Pressing herself back against the rick with a girlish movement of shoulders, head, and arms, Rousille raised herself and knelt forward the better to reach her pocket. Bending over the aperture hidden amongst the innumerable folds of her dress, she extracted the letter and gently held up the square of paper to her brother, raising it to the level of her head and following it with her eyes as she did so.
"I would show it to no one but you, André ... read my letter ... I want to prove that I have confidence in you. And then you will understand how light it makes one's heart to receive such a dear letter, so light that one feels like air. It will make you want to receive such an one yourself."

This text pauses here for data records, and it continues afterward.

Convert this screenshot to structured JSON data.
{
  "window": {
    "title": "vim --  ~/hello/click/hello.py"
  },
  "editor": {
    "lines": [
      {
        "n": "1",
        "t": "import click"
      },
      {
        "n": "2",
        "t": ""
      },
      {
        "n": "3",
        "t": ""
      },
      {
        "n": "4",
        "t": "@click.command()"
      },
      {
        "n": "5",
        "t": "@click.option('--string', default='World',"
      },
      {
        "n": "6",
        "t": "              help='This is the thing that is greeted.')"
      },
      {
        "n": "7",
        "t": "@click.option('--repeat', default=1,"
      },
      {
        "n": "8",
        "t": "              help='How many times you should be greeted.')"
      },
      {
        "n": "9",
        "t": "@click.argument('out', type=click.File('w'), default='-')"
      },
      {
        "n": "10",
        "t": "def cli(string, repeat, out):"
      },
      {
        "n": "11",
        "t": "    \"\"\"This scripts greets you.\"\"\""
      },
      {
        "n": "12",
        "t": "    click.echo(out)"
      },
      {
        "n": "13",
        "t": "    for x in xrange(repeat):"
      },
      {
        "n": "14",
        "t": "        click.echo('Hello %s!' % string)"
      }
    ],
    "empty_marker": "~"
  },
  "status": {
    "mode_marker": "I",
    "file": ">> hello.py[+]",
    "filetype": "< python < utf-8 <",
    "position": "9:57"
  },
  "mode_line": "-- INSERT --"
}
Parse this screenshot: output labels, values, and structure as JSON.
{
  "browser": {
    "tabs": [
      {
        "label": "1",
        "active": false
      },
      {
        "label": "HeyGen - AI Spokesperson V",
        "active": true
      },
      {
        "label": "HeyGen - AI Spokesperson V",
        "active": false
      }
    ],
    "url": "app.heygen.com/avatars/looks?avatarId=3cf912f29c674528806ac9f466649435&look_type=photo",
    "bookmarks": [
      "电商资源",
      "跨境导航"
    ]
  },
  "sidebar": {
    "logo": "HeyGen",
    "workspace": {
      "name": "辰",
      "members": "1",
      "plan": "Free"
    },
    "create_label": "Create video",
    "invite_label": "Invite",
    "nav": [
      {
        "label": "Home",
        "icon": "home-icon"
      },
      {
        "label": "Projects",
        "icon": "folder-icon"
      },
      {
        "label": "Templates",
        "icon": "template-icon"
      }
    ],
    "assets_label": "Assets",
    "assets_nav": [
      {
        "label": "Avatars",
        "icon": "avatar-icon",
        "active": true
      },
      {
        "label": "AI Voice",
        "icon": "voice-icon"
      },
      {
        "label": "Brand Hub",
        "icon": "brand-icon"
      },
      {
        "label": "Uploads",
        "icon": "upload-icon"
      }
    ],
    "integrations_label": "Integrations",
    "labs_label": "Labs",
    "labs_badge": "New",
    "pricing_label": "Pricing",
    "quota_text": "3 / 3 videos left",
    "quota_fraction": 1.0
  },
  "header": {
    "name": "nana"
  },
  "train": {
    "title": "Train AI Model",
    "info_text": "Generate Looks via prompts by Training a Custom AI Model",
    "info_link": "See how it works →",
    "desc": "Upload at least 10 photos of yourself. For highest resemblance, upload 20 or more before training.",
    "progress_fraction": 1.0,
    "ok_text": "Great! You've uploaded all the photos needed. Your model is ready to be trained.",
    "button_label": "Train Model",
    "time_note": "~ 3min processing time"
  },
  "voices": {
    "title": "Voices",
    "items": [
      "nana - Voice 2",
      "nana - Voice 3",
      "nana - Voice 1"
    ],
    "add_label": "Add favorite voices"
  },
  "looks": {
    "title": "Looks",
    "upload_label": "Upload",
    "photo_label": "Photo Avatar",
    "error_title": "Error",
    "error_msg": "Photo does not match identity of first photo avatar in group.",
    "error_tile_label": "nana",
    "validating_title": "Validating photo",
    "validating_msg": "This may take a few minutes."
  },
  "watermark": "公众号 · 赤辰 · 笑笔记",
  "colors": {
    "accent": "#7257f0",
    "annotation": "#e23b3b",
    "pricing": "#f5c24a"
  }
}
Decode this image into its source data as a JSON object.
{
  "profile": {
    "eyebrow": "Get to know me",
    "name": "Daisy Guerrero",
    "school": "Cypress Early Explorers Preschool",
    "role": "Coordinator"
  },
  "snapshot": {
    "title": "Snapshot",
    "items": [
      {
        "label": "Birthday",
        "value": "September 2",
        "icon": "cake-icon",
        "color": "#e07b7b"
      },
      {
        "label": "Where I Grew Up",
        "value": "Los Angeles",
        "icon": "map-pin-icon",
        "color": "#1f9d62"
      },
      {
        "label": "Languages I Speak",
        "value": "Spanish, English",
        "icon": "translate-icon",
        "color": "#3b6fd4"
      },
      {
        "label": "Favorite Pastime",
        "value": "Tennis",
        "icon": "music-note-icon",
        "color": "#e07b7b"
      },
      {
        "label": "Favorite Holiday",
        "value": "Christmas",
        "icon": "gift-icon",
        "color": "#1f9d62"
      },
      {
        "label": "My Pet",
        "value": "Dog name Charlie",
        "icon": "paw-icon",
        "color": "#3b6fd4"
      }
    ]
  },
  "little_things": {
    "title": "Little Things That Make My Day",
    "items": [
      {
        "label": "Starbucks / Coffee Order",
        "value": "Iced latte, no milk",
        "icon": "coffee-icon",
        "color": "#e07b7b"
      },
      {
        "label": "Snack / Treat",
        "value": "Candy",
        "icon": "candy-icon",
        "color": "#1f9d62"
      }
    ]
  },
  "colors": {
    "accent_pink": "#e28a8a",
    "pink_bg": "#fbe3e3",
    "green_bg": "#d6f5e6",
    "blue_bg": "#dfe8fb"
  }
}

André took the letter without showing the slightest impatience, and without a word of thanks. But as he read, he grew moved, not with jealousy of such love, but with pity for the girl, who was dreaming her dream of happiness between two misfortunes.
For he had definitely decided to leave the farmstead and La Vendée. Some tidings, in a measure foreseen, dreaded for some time past, very serious for La Fromentière, had caused him to come to a decision that very afternoon. He had returned home, sorrow stricken, weighing all the pain he was about to cause; and now coming upon this joy, this hope of Rousille's, those eyes that persisted in smiling at life, that flower of the ruined farmstead, the feeling came over him that he must spare the child, at least, that one evening, and not tell her at once all he knew.
Having read the letter he slowly folded it, and gave it back to Rousille, who, impatient for an appreciative comment, her whole soul in her eyes, her lips breaking into a smile, asked:
"Do you think that father would consent, if you were to marry, and if you spoke for my Jean?"
"Would you go to live in the Bocage, Rousille?"